I turn to consider the documents numbered 2, 3, 4 and 5 in the plaintiff's schedule of documents of which it seeks further and better discovery. Document 2(c) is an electronic copy of the excel spreadsheet referred to in attachment 3 to a document described as the Willox submission. The defendant has given discovery of a paper copy of the spreadsheet. The plaintiff wants discovery of an electronic copy. Senior counsel for the plaintiff and counsel for the defendant agreed that the parties should confer about that matter. I will defer my consideration of that issue until the parties have exhausted their conferral.

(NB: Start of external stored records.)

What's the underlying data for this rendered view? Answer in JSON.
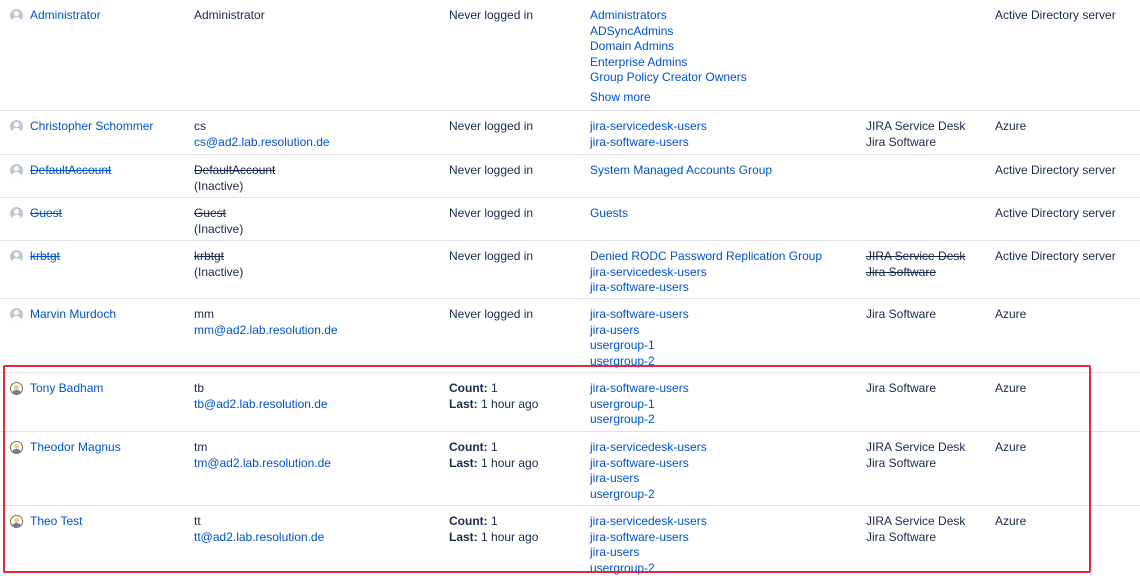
{
  "rows": [
    {
      "name": "Administrator",
      "name_inactive": false,
      "avatar": "default-avatar-icon",
      "username": "Administrator",
      "email": "",
      "inactive_label": "",
      "login_status": "Never logged in",
      "groups": [
        "Administrators",
        "ADSyncAdmins",
        "Domain Admins",
        "Enterprise Admins",
        "Group Policy Creator Owners"
      ],
      "show_more": "Show more",
      "apps": [],
      "apps_struck": false,
      "directory": "Active Directory server"
    },
    {
      "name": "Christopher Schommer",
      "name_inactive": false,
      "avatar": "default-avatar-icon",
      "username": "cs",
      "email": "cs@ad2.lab.resolution.de",
      "inactive_label": "",
      "login_status": "Never logged in",
      "groups": [
        "jira-servicedesk-users",
        "jira-software-users"
      ],
      "apps": [
        "JIRA Service Desk",
        "Jira Software"
      ],
      "apps_struck": false,
      "directory": "Azure"
    },
    {
      "name": "DefaultAccount",
      "name_inactive": true,
      "avatar": "default-avatar-icon",
      "username": "DefaultAccount",
      "email": "",
      "inactive_label": "(Inactive)",
      "login_status": "Never logged in",
      "groups": [
        "System Managed Accounts Group"
      ],
      "apps": [],
      "apps_struck": false,
      "directory": "Active Directory server"
    },
    {
      "name": "Guest",
      "name_inactive": true,
      "avatar": "default-avatar-icon",
      "username": "Guest",
      "email": "",
      "inactive_label": "(Inactive)",
      "login_status": "Never logged in",
      "groups": [
        "Guests"
      ],
      "apps": [],
      "apps_struck": false,
      "directory": "Active Directory server"
    },
    {
      "name": "krbtgt",
      "name_inactive": true,
      "avatar": "default-avatar-icon",
      "username": "krbtgt",
      "email": "",
      "inactive_label": "(Inactive)",
      "login_status": "Never logged in",
      "groups": [
        "Denied RODC Password Replication Group",
        "jira-servicedesk-users",
        "jira-software-users"
      ],
      "apps": [
        "JIRA Service Desk",
        "Jira Software"
      ],
      "apps_struck": true,
      "directory": "Active Directory server"
    },
    {
      "name": "Marvin Murdoch",
      "name_inactive": false,
      "avatar": "default-avatar-icon",
      "username": "mm",
      "email": "mm@ad2.lab.resolution.de",
      "inactive_label": "",
      "login_status": "Never logged in",
      "groups": [
        "jira-software-users",
        "jira-users",
        "usergroup-1",
        "usergroup-2"
      ],
      "apps": [
        "Jira Software"
      ],
      "apps_struck": false,
      "directory": "Azure"
    },
    {
      "name": "Tony Badham",
      "name_inactive": false,
      "avatar": "user-photo-icon",
      "username": "tb",
      "email": "tb@ad2.lab.resolution.de",
      "inactive_label": "",
      "count_label": "Count:",
      "count_value": "1",
      "last_label": "Last:",
      "last_value": "1 hour ago",
      "groups": [
        "jira-software-users",
        "usergroup-1",
        "usergroup-2"
      ],
      "apps": [
        "Jira Software"
      ],
      "apps_struck": false,
      "directory": "Azure"
    },
    {
      "name": "Theodor Magnus",
      "name_inactive": false,
      "avatar": "user-photo-icon",
      "username": "tm",
      "email": "tm@ad2.lab.resolution.de",
      "inactive_label": "",
      "count_label": "Count:",
      "count_value": "1",
      "last_label": "Last:",
      "last_value": "1 hour ago",
      "groups": [
        "jira-servicedesk-users",
        "jira-software-users",
        "jira-users",
        "usergroup-2"
      ],
      "apps": [
        "JIRA Service Desk",
        "Jira Software"
      ],
      "apps_struck": false,
      "directory": "Azure"
    },
    {
      "name": "Theo Test",
      "name_inactive": false,
      "avatar": "user-photo-icon",
      "username": "tt",
      "email": "tt@ad2.lab.resolution.de",
      "inactive_label": "",
      "count_label": "Count:",
      "count_value": "1",
      "last_label": "Last:",
      "last_value": "1 hour ago",
      "groups": [
        "jira-servicedesk-users",
        "jira-software-users",
        "jira-users",
        "usergroup-2"
      ],
      "apps": [
        "JIRA Service Desk",
        "Jira Software"
      ],
      "apps_struck": false,
      "directory": "Azure"
    }
  ],
  "colors": {
    "link": "#0052cc",
    "text": "#172b4d",
    "border": "#dfe1e6",
    "highlight": "#e5283e"
  }
}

Document 3 is any notes or briefing documents referred to by Mr Waldock before or during the New MetroRail Steering Committee Meeting number 46 to report to the Committee on rise and fall on the response from the ABS to submissions to retain the materials index. Senior counsel for the plaintiff submitted that on its face this is a document that refers to something which is squarely relevant. I am informed that the minutes or notes of New MetroRail Steering Committee Meeting number 46 have been discovered and disclose that Mr Waldock reported to the committee on rise and fall "on the response from the ABS to submission to retain the materials index". I am not satisfied that those matters establish that any notes or briefing documents referred to by Mr Waldock before or during the committee meeting and which have not been discovered by the defendant are relevant to any matter in issue. The mere description of notes or briefing documents as being ones referred to by Mr Waldock before or during a meeting to report to the committee on the response from the ABS to submission to retain the materials index does not overcome the prima facie conclusiveness of the defendant's affidavit of discovery.

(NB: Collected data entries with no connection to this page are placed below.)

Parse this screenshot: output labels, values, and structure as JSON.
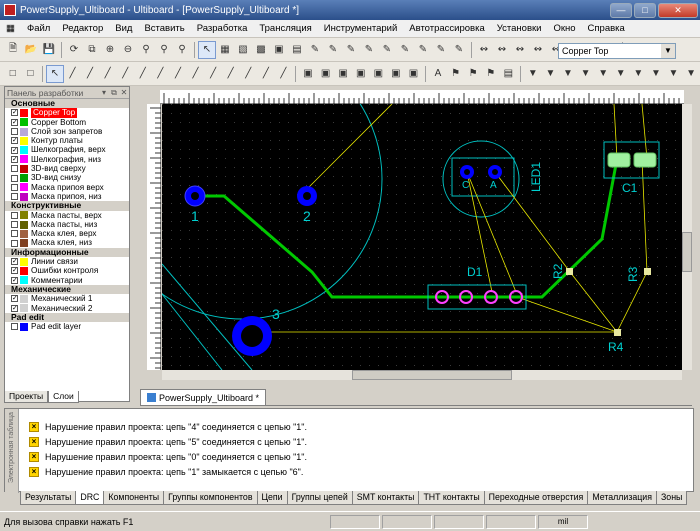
{
  "window": {
    "title": "PowerSupply_Ultiboard - Ultiboard - [PowerSupply_Ultiboard *]"
  },
  "menu": [
    "Файл",
    "Редактор",
    "Вид",
    "Вставить",
    "Разработка",
    "Трансляция",
    "Инструментарий",
    "Автотрассировка",
    "Установки",
    "Окно",
    "Справка"
  ],
  "layer_select": {
    "value": "Copper Top"
  },
  "panel": {
    "title": "Панель разработки",
    "groups": [
      {
        "label": "Основные",
        "layers": [
          {
            "label": "Copper Top",
            "color": "#ff0000",
            "checked": true,
            "selected": true
          },
          {
            "label": "Copper Bottom",
            "color": "#00c000",
            "checked": true
          },
          {
            "label": "Слой зон запретов",
            "color": "#b8a8d8",
            "checked": false
          },
          {
            "label": "Контур платы",
            "color": "#ffff00",
            "checked": true
          },
          {
            "label": "Шелкография, верх",
            "color": "#00ffff",
            "checked": true
          },
          {
            "label": "Шелкография, низ",
            "color": "#ff00ff",
            "checked": true
          },
          {
            "label": "3D-вид сверху",
            "color": "#c00000",
            "checked": false
          },
          {
            "label": "3D-вид снизу",
            "color": "#00a000",
            "checked": false
          },
          {
            "label": "Маска припоя верх",
            "color": "#ff00ff",
            "checked": false
          },
          {
            "label": "Маска припоя, низ",
            "color": "#c000c0",
            "checked": false
          }
        ]
      },
      {
        "label": "Конструктивные",
        "layers": [
          {
            "label": "Маска пасты, верх",
            "color": "#808000",
            "checked": false
          },
          {
            "label": "Маска пасты, низ",
            "color": "#606000",
            "checked": false
          },
          {
            "label": "Маска клея, верх",
            "color": "#a06040",
            "checked": false
          },
          {
            "label": "Маска клея, низ",
            "color": "#804020",
            "checked": false
          }
        ]
      },
      {
        "label": "Информационные",
        "layers": [
          {
            "label": "Линии связи",
            "color": "#ffff00",
            "checked": true
          },
          {
            "label": "Ошибки контроля",
            "color": "#ff0000",
            "checked": true
          },
          {
            "label": "Комментарии",
            "color": "#00ffff",
            "checked": true
          }
        ]
      },
      {
        "label": "Механические",
        "layers": [
          {
            "label": "Механический 1",
            "color": "#d0d0d0",
            "checked": true
          },
          {
            "label": "Механический 2",
            "color": "#d0d0d0",
            "checked": true
          }
        ]
      },
      {
        "label": "Pad edit",
        "layers": [
          {
            "label": "Pad edit layer",
            "color": "#0000ff",
            "checked": false
          }
        ]
      }
    ],
    "tabs": [
      "Проекты",
      "Слои"
    ]
  },
  "board": {
    "labels": {
      "p1": "1",
      "p2": "2",
      "p3": "3",
      "d1": "D1",
      "led": "LED1",
      "ca": "C",
      "an": "A",
      "c1": "C1",
      "r2": "R2",
      "r3": "R3",
      "r4": "R4"
    }
  },
  "doc_tab": "PowerSupply_Ultiboard *",
  "results": {
    "side_label": "Электронная таблица",
    "messages": [
      "Нарушение правил проекта: цепь \"4\" соединяется с цепью \"1\".",
      "Нарушение правил проекта: цепь \"5\" соединяется с цепью \"1\".",
      "Нарушение правил проекта: цепь \"0\" соединяется с цепью \"1\".",
      "Нарушение правил проекта: цепь \"1\" замыкается с цепью \"6\"."
    ]
  },
  "bottom_tabs": [
    "Результаты",
    "DRC",
    "Компоненты",
    "Группы компонентов",
    "Цепи",
    "Группы цепей",
    "SMT контакты",
    "THT контакты",
    "Переходные отверстия",
    "Металлизация",
    "Зоны"
  ],
  "status": {
    "text": "Для вызова справки нажать F1",
    "unit": "mil"
  }
}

I have considered the remainder of the documents, or classes of documents, of which the plaintiff seeks further and better discovery. I am not satisfied that the plaintiff has established that the defendant has, or has had, in its possession, custody or power documents falling within those descriptions and which are relevant to any matter in issue in these proceedings. The plaintiff has not produced evidence to overcome the prima facie conclusiveness of the defendant's affidavit of discovery, combined with the sworn affidavit of Mr Egan and Mr Egan's letter of 17 April 2007. These documents effectively state that any documents containing a reference to a contingency for rise and fall have already been discovered (subject to issues of privilege) and that any documents relating to the defendant's reasons, motivations and deliberations in relation to its communications with the ABS have been discovered (except for such documents in the deleted emails).
Further and better discovery – Conclusion
I will dismiss the plaintiff's application except insofar as the plaintiff seeks discovery of an electronic copy of the excel spreadsheet referred to in attachment 3 to the Willox submission. That matter will be adjourned pending conferral between the parties.